What’s needed today is a fairer funding mechanism that pieces off the front-end cost and pays agencies directly. That would draw more agencies to the certification work and reduce the scarcity that leads to clashes. Instead of putting the support for that certification cost in the hands of state-picked agencies, we should put it directly in the hands of the families that are making these commitments to children. In other words, we should empower the prospective foster and adoptive family to hire the agency that best meets their needs.

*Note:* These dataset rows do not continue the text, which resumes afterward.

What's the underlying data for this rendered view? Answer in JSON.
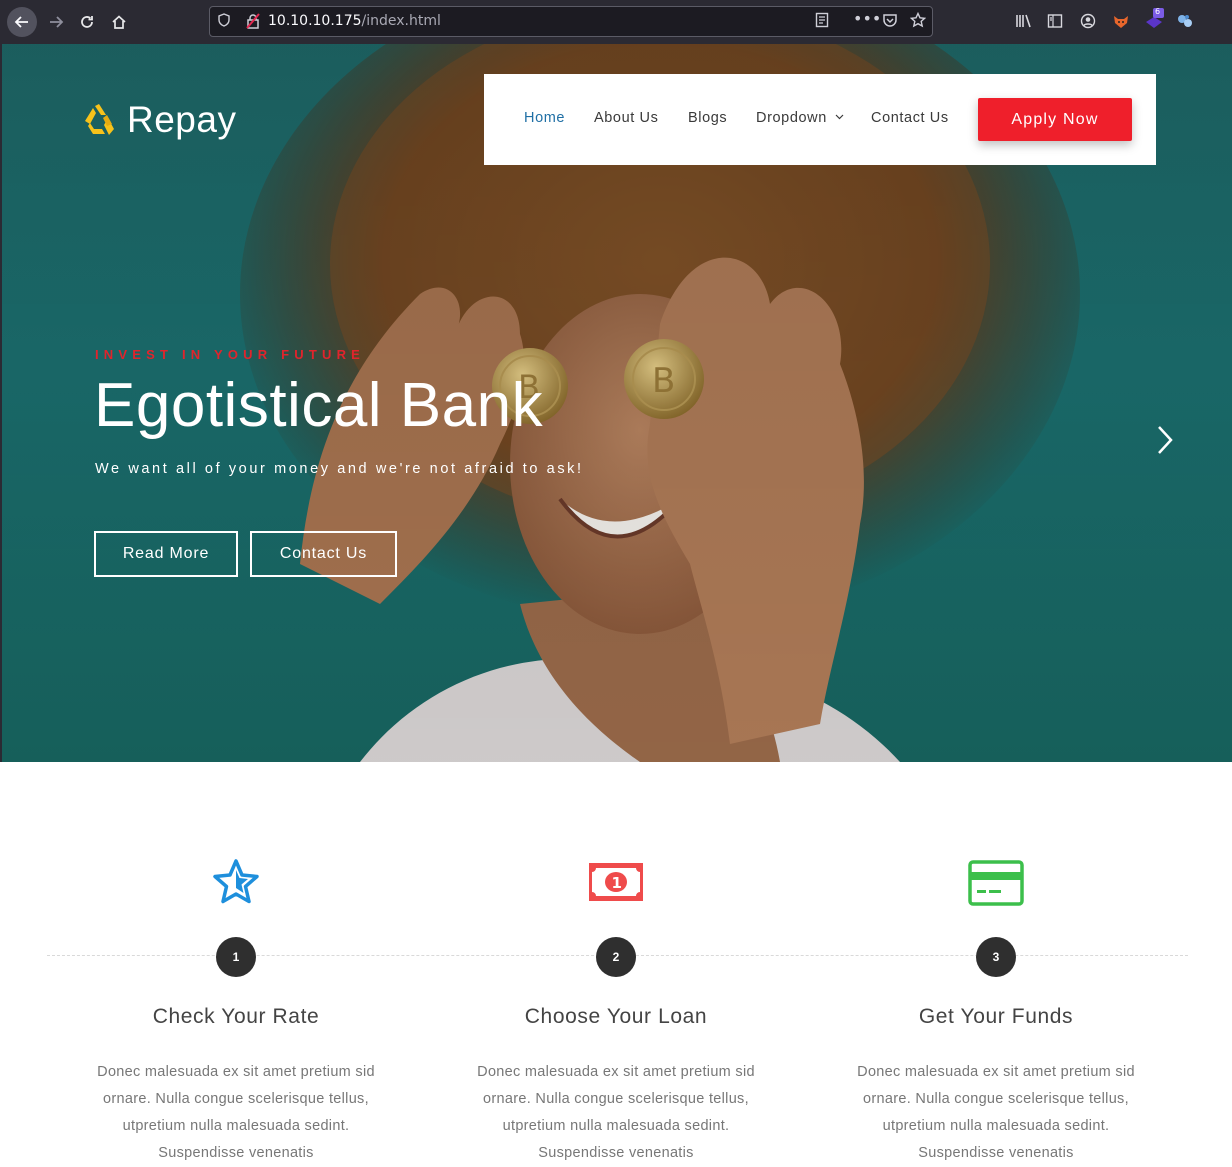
{
  "browser": {
    "url_host": "10.10.10.175",
    "url_path": "/index.html",
    "extension_badge": "6"
  },
  "site": {
    "logo_text": "Repay",
    "nav": {
      "items": [
        "Home",
        "About Us",
        "Blogs",
        "Dropdown",
        "Contact Us"
      ],
      "active": "Home",
      "cta": "Apply Now"
    },
    "hero": {
      "eyebrow": "INVEST IN YOUR FUTURE",
      "title": "Egotistical Bank",
      "subtitle": "We want all of your money and we're not afraid to ask!",
      "primary_button": "Read More",
      "secondary_button": "Contact Us"
    },
    "steps": [
      {
        "number": "1",
        "icon": "star-icon",
        "icon_color": "#1e8fdc",
        "title": "Check Your Rate",
        "body": [
          "Donec malesuada ex sit amet pretium sid",
          "ornare. Nulla congue scelerisque tellus,",
          "utpretium nulla malesuada sedint.",
          "Suspendisse venenatis"
        ]
      },
      {
        "number": "2",
        "icon": "money-bill-icon",
        "icon_color": "#ef4b4b",
        "title": "Choose Your Loan",
        "body": [
          "Donec malesuada ex sit amet pretium sid",
          "ornare. Nulla congue scelerisque tellus,",
          "utpretium nulla malesuada sedint.",
          "Suspendisse venenatis"
        ]
      },
      {
        "number": "3",
        "icon": "credit-card-icon",
        "icon_color": "#3cbf4b",
        "title": "Get Your Funds",
        "body": [
          "Donec malesuada ex sit amet pretium sid",
          "ornare. Nulla congue scelerisque tellus,",
          "utpretium nulla malesuada sedint.",
          "Suspendisse venenatis"
        ]
      }
    ]
  },
  "colors": {
    "accent_red": "#ef1f2b",
    "hero_teal": "#1b7070",
    "active_nav": "#1f6fa5"
  }
}
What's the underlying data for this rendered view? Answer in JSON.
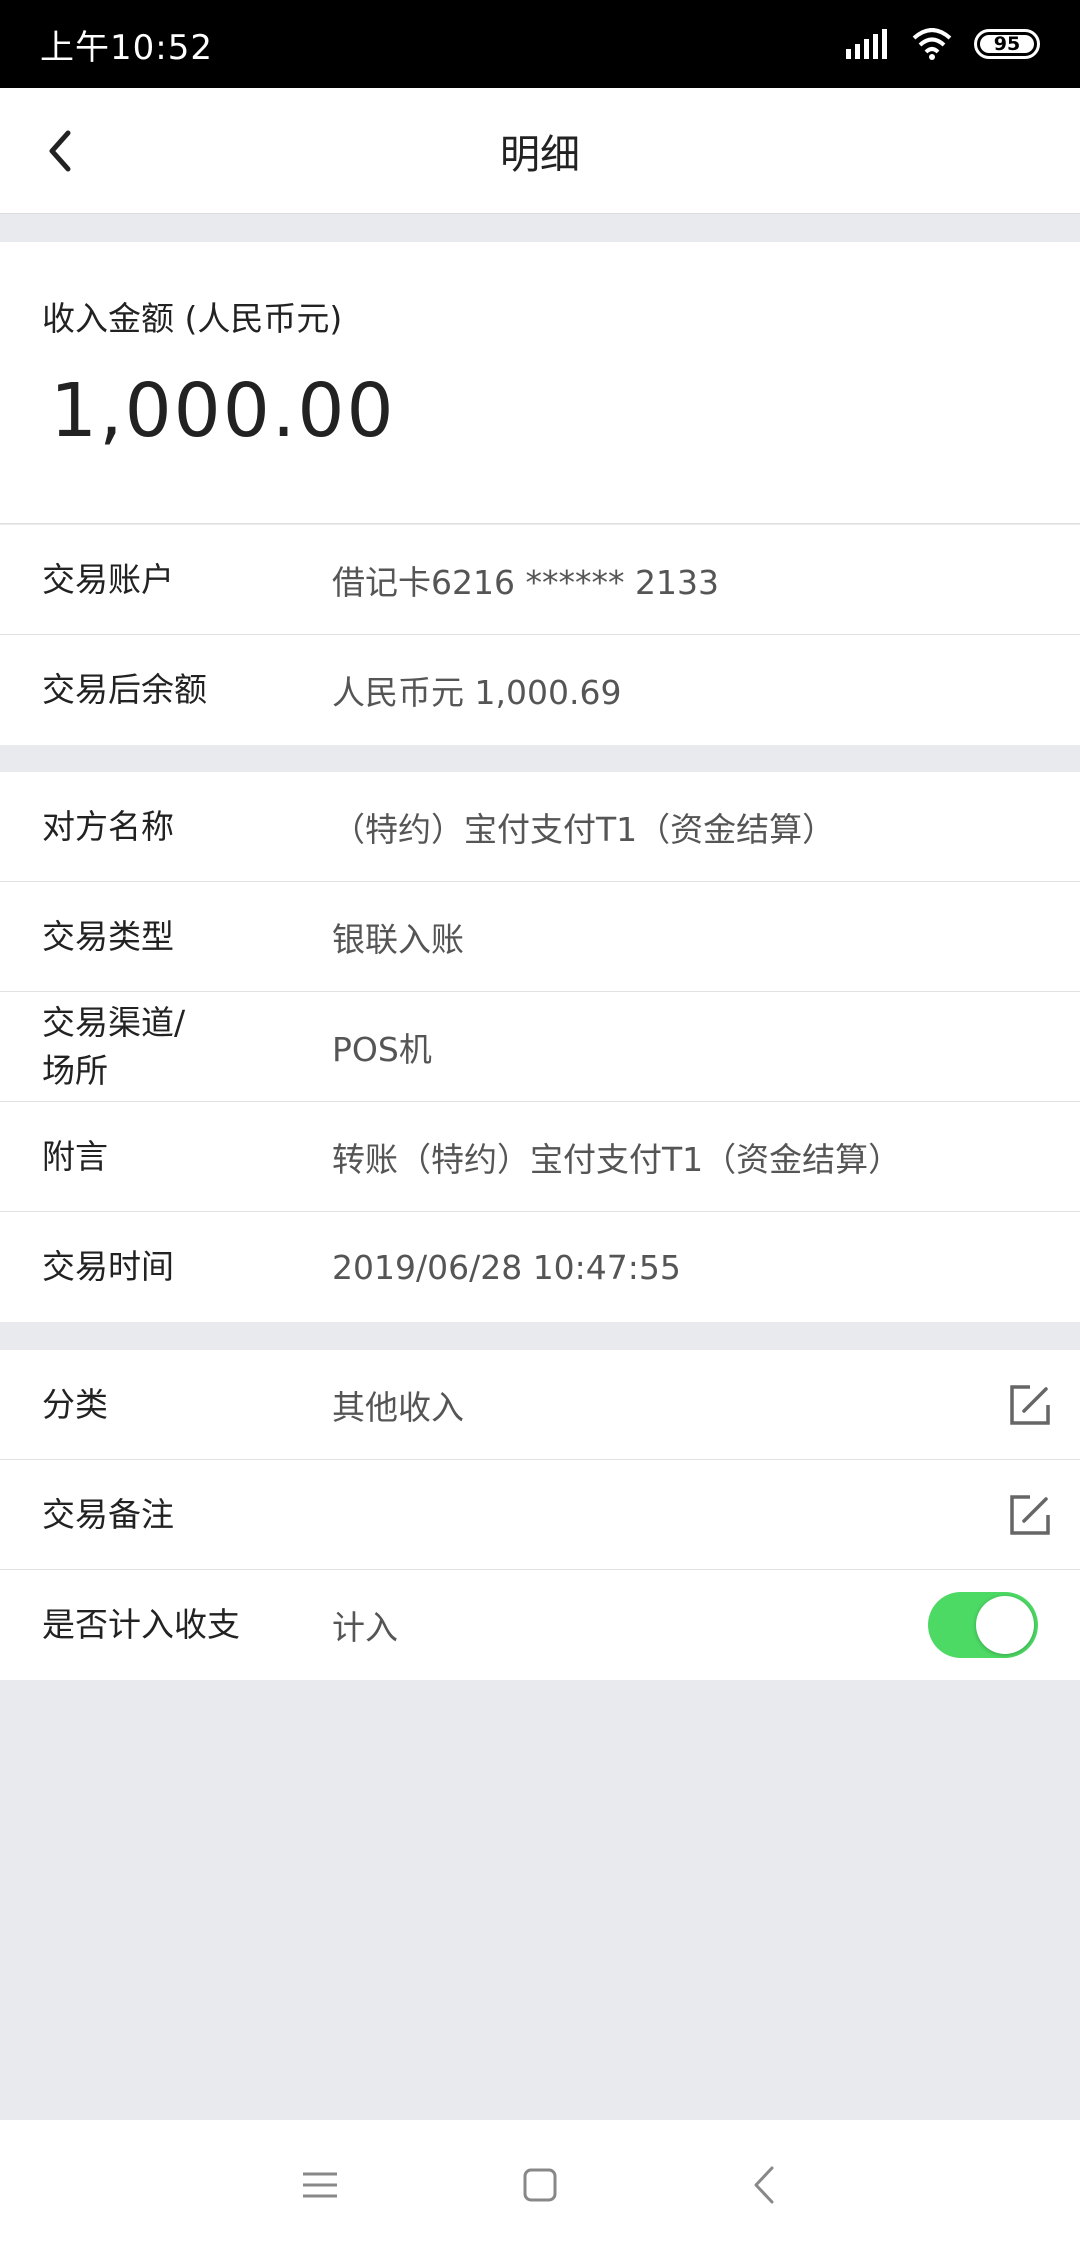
{
  "status_bar": {
    "time": "上午10:52",
    "battery": "95",
    "icons": [
      "signal-icon",
      "wifi-icon",
      "battery-icon"
    ]
  },
  "nav": {
    "title": "明细",
    "back_icon": "chevron-left-icon"
  },
  "amount": {
    "label": "收入金额 (人民币元)",
    "value": "1,000.00"
  },
  "account_section": {
    "rows": [
      {
        "label": "交易账户",
        "value": "借记卡6216 ****** 2133"
      },
      {
        "label": "交易后余额",
        "value": "人民币元 1,000.69"
      }
    ]
  },
  "details_section": {
    "rows": [
      {
        "label": "对方名称",
        "value": "（特约）宝付支付T1（资金结算）"
      },
      {
        "label": "交易类型",
        "value": "银联入账"
      },
      {
        "label": "交易渠道/\n场所",
        "value": "POS机"
      },
      {
        "label": "附言",
        "value": "转账（特约）宝付支付T1（资金结算）"
      },
      {
        "label": "交易时间",
        "value": "2019/06/28 10:47:55"
      }
    ]
  },
  "edit_section": {
    "category": {
      "label": "分类",
      "value": "其他收入",
      "icon": "edit-icon"
    },
    "note": {
      "label": "交易备注",
      "value": "",
      "icon": "edit-icon"
    },
    "include": {
      "label": "是否计入收支",
      "value": "计入",
      "toggle_on": true
    }
  },
  "system_nav": {
    "icons": [
      "menu-icon",
      "home-icon",
      "back-icon"
    ]
  },
  "colors": {
    "toggle_on": "#4cd964",
    "background": "#e8eaed"
  }
}
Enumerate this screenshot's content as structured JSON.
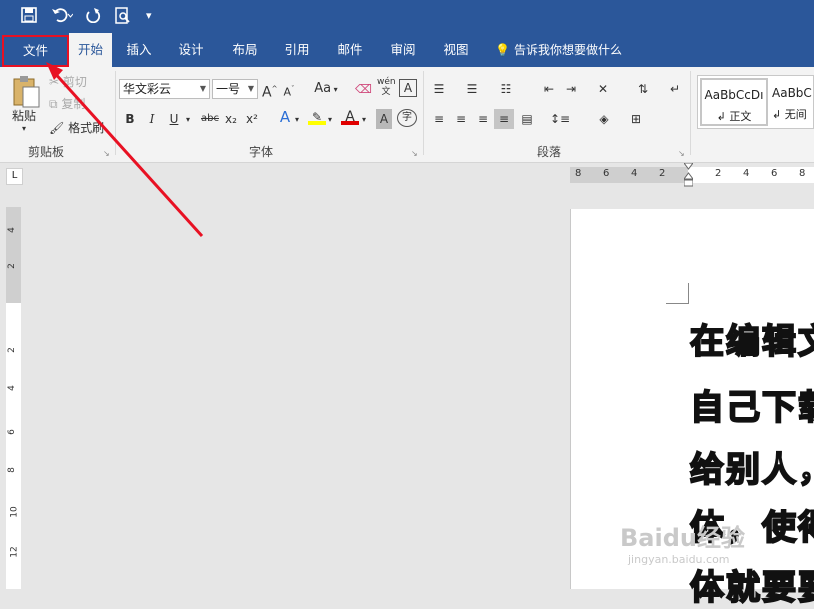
{
  "qat": {
    "save_icon": "save-icon",
    "undo_icon": "undo-icon",
    "redo_icon": "redo-icon",
    "preview_icon": "print-preview-icon",
    "customize_icon": "customize-qat-icon"
  },
  "tabs": {
    "file": "文件",
    "home": "开始",
    "insert": "插入",
    "design": "设计",
    "layout": "布局",
    "references": "引用",
    "mailings": "邮件",
    "review": "审阅",
    "view": "视图",
    "tell_me": "告诉我你想要做什么"
  },
  "clipboard": {
    "paste": "粘贴",
    "cut": "剪切",
    "copy": "复制",
    "format_painter": "格式刷",
    "group_label": "剪贴板"
  },
  "font": {
    "font_name": "华文彩云",
    "font_size": "一号",
    "group_label": "字体",
    "bold": "B",
    "italic": "I",
    "underline": "U",
    "strike": "abc",
    "subscript": "x₂",
    "superscript": "x²",
    "change_case": "Aa",
    "grow": "A",
    "shrink": "A",
    "phonetic": "wén",
    "enclose": "字",
    "border_char": "A"
  },
  "paragraph": {
    "group_label": "段落"
  },
  "styles": {
    "normal_preview": "AaBbCcDı",
    "normal_label": "↲ 正文",
    "nospacing_preview": "AaBbC",
    "nospacing_label": "↲ 无间"
  },
  "ruler": {
    "h_numbers": [
      "8",
      "6",
      "4",
      "2",
      "2",
      "4",
      "6",
      "8"
    ],
    "v_numbers": [
      "4",
      "2",
      "2",
      "4",
      "6",
      "8",
      "10",
      "12"
    ],
    "corner": "L"
  },
  "document": {
    "lines": [
      "在编辑文",
      "自己下载",
      "给别人，",
      "体，使得",
      "体就要要"
    ]
  },
  "watermark": {
    "text": "Baidu经验",
    "url": "jingyan.baidu.com"
  },
  "colors": {
    "accent": "#2b579a",
    "annotation": "#e81123"
  }
}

We have a model for this already. We do this with early childhood development for poorer families, where we give families a certificate and let them choose where to spend it: with grandma, with a Montessori school, or with a Lutheran day school. And that structure has assured us a diversity of providers and given families choice. It has worked across five presidential administrations, from Bush I to Obama and now Trump.

And notice what happens here: Suddenly, we don’t have tax-funded agencies deciding to assist or not assist a family with public money. We have families deciding where to spend those dollars; families that know best who will make them more comfortable and successful in fostering and adopting children. Common sense and experience show that we, in fact, can take children out of the culture war, where they do not belong.